Security Requirements
This role requires eligibility for government‑level security clearance. Candidates must have the legal right to work in the UK without sponsorship and meet residency requirements for clearance eligibility.
Benefits
- Competitive salary reviewed annually.
- Employer pension contribution starting at 5 percent, increasing with tenure.
- Group Life Assurance.
- 25 days annual leave plus bank holidays, with option to buy or sell leave.
- Two paid volunteering days per year.
- Fully funded professional certifications and paid study leave.
- Annual personal development allowance.
- Access to coaching and professional training.
- Private medical insurance.
- Hybrid working with home office allowance.
- Cycle to Work scheme.
Lead Machine Learning Engineer, AI employer: Virtual Hire Staffing
Contact Detail:
Virtual Hire Staffing Recruiting Team
StudySmarter Expert Advice 🤫
We think this is how you could land Lead Machine Learning Engineer, AI
✨Network Like a Pro
Get out there and connect with folks in the industry!
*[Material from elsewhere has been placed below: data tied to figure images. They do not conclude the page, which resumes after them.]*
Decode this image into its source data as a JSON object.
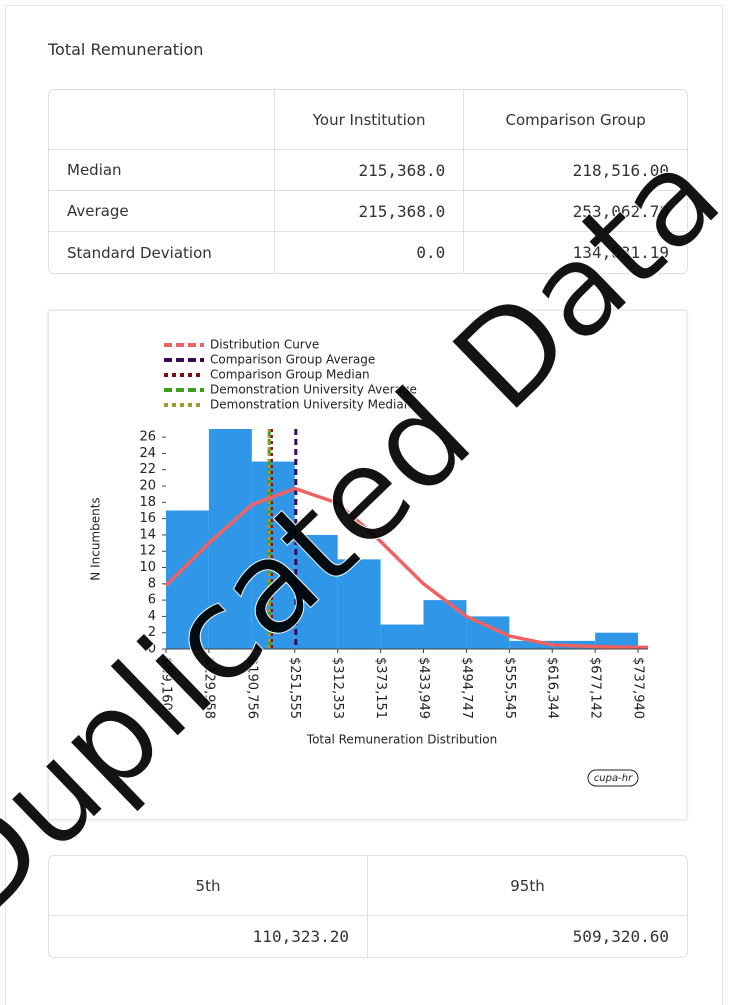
{
  "title": "Total Remuneration",
  "summary_table": {
    "headers": [
      "Your Institution",
      "Comparison Group"
    ],
    "rows": [
      [
        "Median",
        "215,368.0",
        "218,516.00"
      ],
      [
        "Average",
        "215,368.0",
        "253,062.79"
      ],
      [
        "Standard Deviation",
        "0.0",
        "134,831.19"
      ]
    ]
  },
  "chart_data": {
    "type": "histogram",
    "xlabel": "Total Remuneration Distribution",
    "ylabel": "N Incumbents",
    "bins": [
      69160,
      129958,
      190756,
      251555,
      312353,
      373151,
      433949,
      494747,
      555545,
      616344,
      677142,
      737940
    ],
    "counts": [
      17,
      27,
      23,
      14,
      11,
      3,
      6,
      4,
      1,
      1,
      2
    ],
    "color": "#2f96e8",
    "xlim": [
      69160,
      752000
    ],
    "ylim": [
      0,
      27
    ],
    "xticks": [
      {
        "value": 69160,
        "label": "$69,160"
      },
      {
        "value": 129958,
        "label": "$129,958"
      },
      {
        "value": 190756,
        "label": "$190,756"
      },
      {
        "value": 251555,
        "label": "$251,555"
      },
      {
        "value": 312353,
        "label": "$312,353"
      },
      {
        "value": 373151,
        "label": "$373,151"
      },
      {
        "value": 433949,
        "label": "$433,949"
      },
      {
        "value": 494747,
        "label": "$494,747"
      },
      {
        "value": 555545,
        "label": "$555,545"
      },
      {
        "value": 616344,
        "label": "$616,344"
      },
      {
        "value": 677142,
        "label": "$677,142"
      },
      {
        "value": 737940,
        "label": "$737,940"
      }
    ],
    "yticks": [
      0,
      2,
      4,
      6,
      8,
      10,
      12,
      14,
      16,
      18,
      20,
      22,
      24,
      26
    ],
    "curve": {
      "name": "Distribution Curve",
      "color": "#f06262",
      "x": [
        69160,
        129958,
        190756,
        251555,
        312353,
        373151,
        433949,
        494747,
        555545,
        616344,
        677142,
        737940,
        752000
      ],
      "values": [
        7.8,
        13.0,
        17.7,
        19.7,
        17.9,
        13.2,
        8.0,
        4.0,
        1.6,
        0.5,
        0.3,
        0.2,
        0.2
      ]
    },
    "reference_lines": [
      {
        "name": "Comparison Group Average",
        "color": "#3a0a5a",
        "x": 253062.79,
        "dash": "6 4"
      },
      {
        "name": "Comparison Group Median",
        "color": "#7a1414",
        "x": 218516,
        "dash": "3 3"
      },
      {
        "name": "Demonstration University Average",
        "color": "#3ea020",
        "x": 215368,
        "dash": "6 4"
      },
      {
        "name": "Demonstration University Median",
        "color": "#a8962e",
        "x": 215368,
        "dash": "3 3"
      }
    ],
    "logo": "cupa-hr"
  },
  "percentile_table": {
    "headers": [
      "5th",
      "95th"
    ],
    "row": [
      "110,323.20",
      "509,320.60"
    ]
  },
  "watermark": "Duplicated Data"
}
Attend meetups, webinars, or conferences related to machine learning and AI. You never know who might be looking for someone just like you!
✨Show Off Your Skills
Create a portfolio showcasing your projects and models. Whether it's GitHub repos or a personal website, let your work speak for itself. This is your chance to shine and demonstrate your expertise!
✨Ace the Interview
Prepare for technical interviews by brushing up on your algorithms and problem-solving skills. Practice common machine learning scenarios and be ready to discuss your past experiences. Confidence is key!
✨Apply Through Us!
Don’t forget to apply through our website! We’re all about finding the right fit, and we want to see your application. Plus, it’s a great way to get noticed by our team directly!
We think you need these skills to ace Lead Machine Learning Engineer, AI
Some tips for your application 🫡
Tailor Your CV: Make sure your CV reflects the skills and experiences that align with the Lead Machine Learning Engineer role. Highlight your expertise in machine learning algorithms and any relevant projects you've worked on, especially those that demonstrate your problem-solving abilities.
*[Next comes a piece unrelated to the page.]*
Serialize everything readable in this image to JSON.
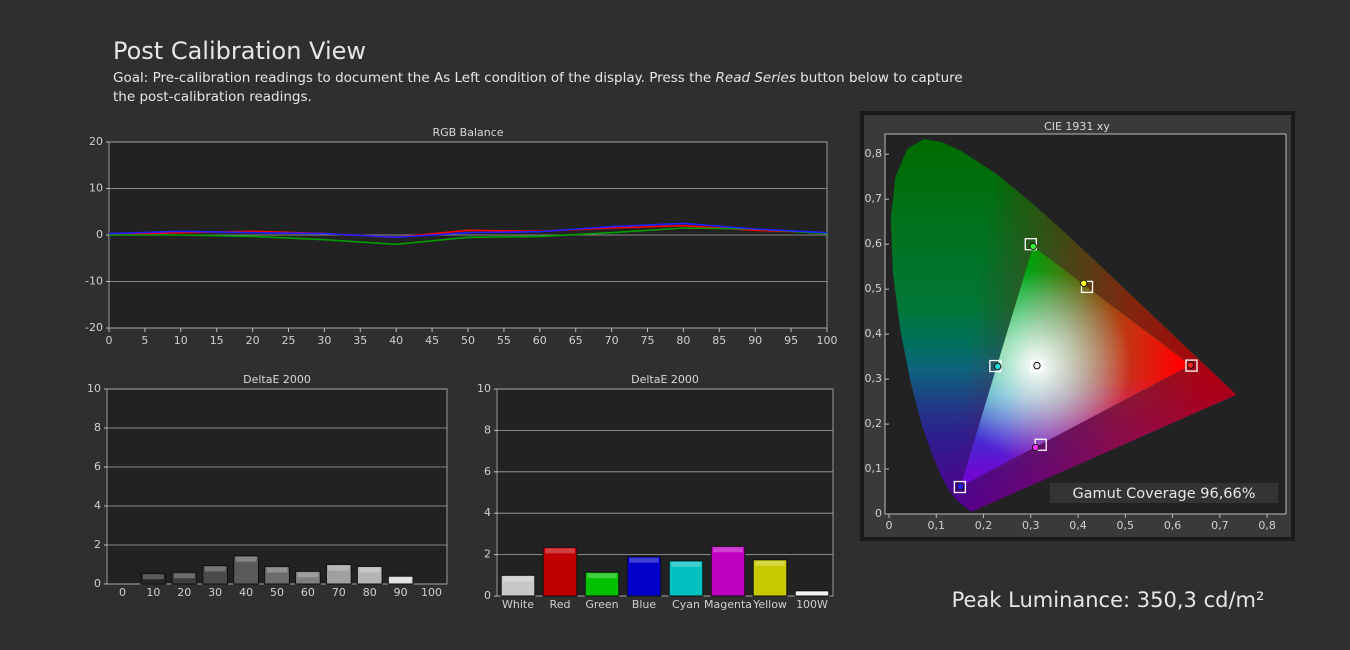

Craft a Compelling Cover Letter: Your cover letter is your chance to shine! Use it to explain why you're passionate about AI and how your background makes you a perfect fit for our team. Don’t forget to mention any experience you have with MLOps and collaboration across teams.
Showcase Your Projects: If you've built or deployed any machine learning models, make sure to include them in your application. We love seeing real-world examples of your work, so link to your GitHub or any relevant portfolios that showcase your skills.
Apply Through Our Website: We encourage you to apply directly through our website. It’s the best way to ensure your application gets into the right hands. Plus, it shows us you’re genuinely interested in joining our innovative team!
How to prepare for a job interview at Virtual Hire Staffing
✨Know Your Algorithms
Brush up on your knowledge of machine learning algorithms and frameworks. Be ready to discuss specific models you've built, the challenges you faced, and how you overcame them. This shows your technical depth and problem-solving skills.
✨Showcase Your MLOps Experience
Prepare to talk about your experience with MLOps pipelines. Highlight any CI/CD processes you've implemented and how you've ensured model performance in production. This will demonstrate your ability to manage complex systems effectively.
✨Be a Team Player
Since collaboration is key in this role, think of examples where you've worked cross-functionally. Discuss how you’ve integrated machine learning models into existing systems and collaborated with engineers and data scientists to achieve common goals.
✨Embrace the Challenge
This organisation values proactive individuals who enjoy tackling technical challenges. Prepare to share instances where you've developed innovative solutions to complex problems. Show your enthusiasm for problem-solving and your ability to think outside the box.